Développement du low cost
Crédits photo : Getty Images
Aujourd'hui, quasiment tous les Français achètent régulièrement des biens ou des services low cost.

De plus en plus de secteurs concernés

Qui d'autre que les clients de Ryanair ou Easyjet connaissaient le principe du low cost au début des années 1990 ? Aujourd'hui, ce sont quasiment tous les Français qui achètent régulièrement des biens ou des services low cost. En quelques années, ce modèle économique développé initialement dans l'aéronautique s'est propagé à toute l'économie :alimentaire, bien sûr, mais aussi immobilier, formation, coiffure, hôtellerie, banque... S'il est facile de voir que le low cost est maintenant partout, son ampleur et son poids économique restent encore difficiles à mesurer.

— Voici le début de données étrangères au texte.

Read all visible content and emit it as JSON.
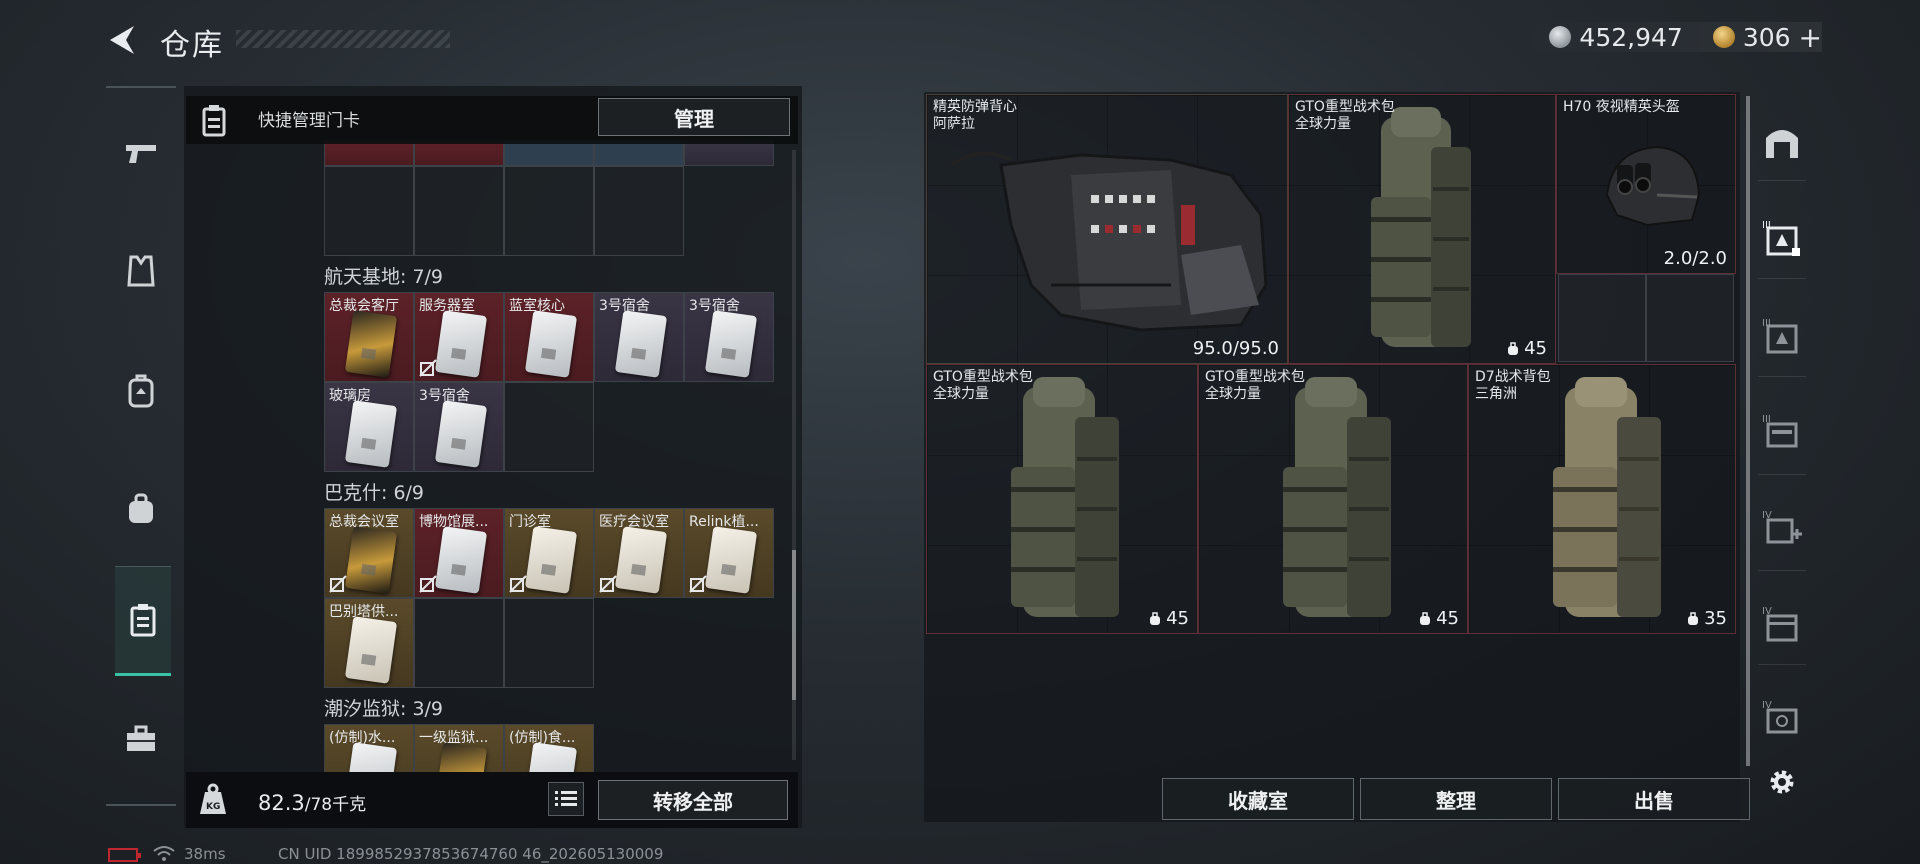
{
  "header": {
    "title": "仓库",
    "currency": [
      {
        "icon": "silver-coin-icon",
        "value": "452,947"
      },
      {
        "icon": "gold-coin-icon",
        "value": "306",
        "suffix": "+"
      }
    ]
  },
  "left_rail": {
    "items": [
      {
        "icon": "pistol-icon",
        "active": false
      },
      {
        "icon": "armor-vest-icon",
        "active": false
      },
      {
        "icon": "backpack-icon",
        "active": false
      },
      {
        "icon": "helmet-bag-icon",
        "active": false
      },
      {
        "icon": "keycard-holder-icon",
        "active": true
      },
      {
        "icon": "toolbox-icon",
        "active": false
      }
    ]
  },
  "left_panel": {
    "header_label": "快捷管理门卡",
    "manage_label": "管理",
    "sections": [
      {
        "title": "航天基地: 7/9",
        "cells": [
          {
            "label": "总裁会客厅",
            "color": "red",
            "card": "gold",
            "nolink": false
          },
          {
            "label": "服务器室",
            "color": "red",
            "card": "silver",
            "nolink": true
          },
          {
            "label": "蓝室核心",
            "color": "red",
            "card": "silver",
            "nolink": false
          },
          {
            "label": "3号宿舍",
            "color": "purple",
            "card": "silver",
            "nolink": false
          },
          {
            "label": "3号宿舍",
            "color": "purple",
            "card": "silver",
            "nolink": false
          },
          {
            "label": "玻璃房",
            "color": "purple",
            "card": "silver",
            "nolink": false
          },
          {
            "label": "3号宿舍",
            "color": "purple",
            "card": "silver",
            "nolink": false
          }
        ]
      },
      {
        "title": "巴克什: 6/9",
        "cells": [
          {
            "label": "总裁会议室",
            "color": "gold",
            "card": "gold",
            "nolink": true
          },
          {
            "label": "博物馆展...",
            "color": "red",
            "card": "silver",
            "nolink": true
          },
          {
            "label": "门诊室",
            "color": "gold",
            "card": "cream",
            "nolink": true
          },
          {
            "label": "医疗会议室",
            "color": "gold",
            "card": "cream",
            "nolink": true
          },
          {
            "label": "Relink植...",
            "color": "gold",
            "card": "cream",
            "nolink": true
          },
          {
            "label": "巴别塔供...",
            "color": "gold",
            "card": "cream",
            "nolink": false
          }
        ]
      },
      {
        "title": "潮汐监狱: 3/9",
        "cells": [
          {
            "label": "(仿制)水...",
            "color": "gold",
            "card": "silver",
            "nolink": false
          },
          {
            "label": "一级监狱...",
            "color": "gold",
            "card": "gold",
            "nolink": false
          },
          {
            "label": "(仿制)食...",
            "color": "gold",
            "card": "silver",
            "nolink": false
          }
        ]
      }
    ],
    "weight_value": "82.3",
    "weight_unit": "/78千克",
    "transfer_all_label": "转移全部"
  },
  "status_bar": {
    "ping": "38ms",
    "uid": "CN UID 1899852937853674760 46_202605130009"
  },
  "right_panel": {
    "items": [
      {
        "name_line1": "精英防弹背心",
        "name_line2": "阿萨拉",
        "value": "95.0/95.0",
        "type": "vest"
      },
      {
        "name_line1": "GTO重型战术包",
        "name_line2": "全球力量",
        "capacity": "45",
        "type": "backpack-green"
      },
      {
        "name_line1": "H70 夜视精英头盔",
        "name_line2": "",
        "value": "2.0/2.0",
        "type": "helmet"
      },
      {
        "name_line1": "GTO重型战术包",
        "name_line2": "全球力量",
        "capacity": "45",
        "type": "backpack-green"
      },
      {
        "name_line1": "GTO重型战术包",
        "name_line2": "全球力量",
        "capacity": "45",
        "type": "backpack-green"
      },
      {
        "name_line1": "D7战术背包",
        "name_line2": "三角洲",
        "capacity": "35",
        "type": "backpack-tan"
      }
    ],
    "actions": [
      "收藏室",
      "整理",
      "出售"
    ]
  },
  "right_rail": {
    "items": [
      {
        "icon": "arch-gate-icon",
        "tier": ""
      },
      {
        "icon": "stash-tier-III-icon",
        "tier": "III",
        "active": true
      },
      {
        "icon": "stash-tier-III-icon",
        "tier": "III"
      },
      {
        "icon": "stash-tier-III-icon",
        "tier": "III"
      },
      {
        "icon": "stash-tier-IV-plus-icon",
        "tier": "IV"
      },
      {
        "icon": "stash-tier-IV-icon",
        "tier": "IV"
      },
      {
        "icon": "stash-tier-IV-icon",
        "tier": "IV"
      },
      {
        "icon": "gear-icon",
        "tier": ""
      }
    ]
  },
  "colors": {
    "accent_teal": "#39c3a4",
    "rarity_red": "#5c2228",
    "rarity_purple": "#3a3545",
    "rarity_gold": "#5a4a2a"
  }
}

La génération "radin malin"

« C'est une lame de fond, affirme Emmanuel Combe, économiste et co-auteur du rapport Beigbeder sur le pouvoir d'achat. Le low cost va exploser pour des raisons conjoncturelles de baisse de pouvoir d'achat, mais aussi parce que les consommateurs ont changé de comportement. Ils comparent les prix sur Internet et redéfinissent leurs priorités. » Cette génération spontanée de consommateurs "radin malin" chercherait donc à limiter ses dépenses dans certains domaines, comme le transport, sans pour autant renoncer aux marques pour les "achats plaisir", dans le high tech ou la parfumerie. Bref, les consommateurs semblent avoir désormais un rapport totalement décomplexé face au concept de low cost.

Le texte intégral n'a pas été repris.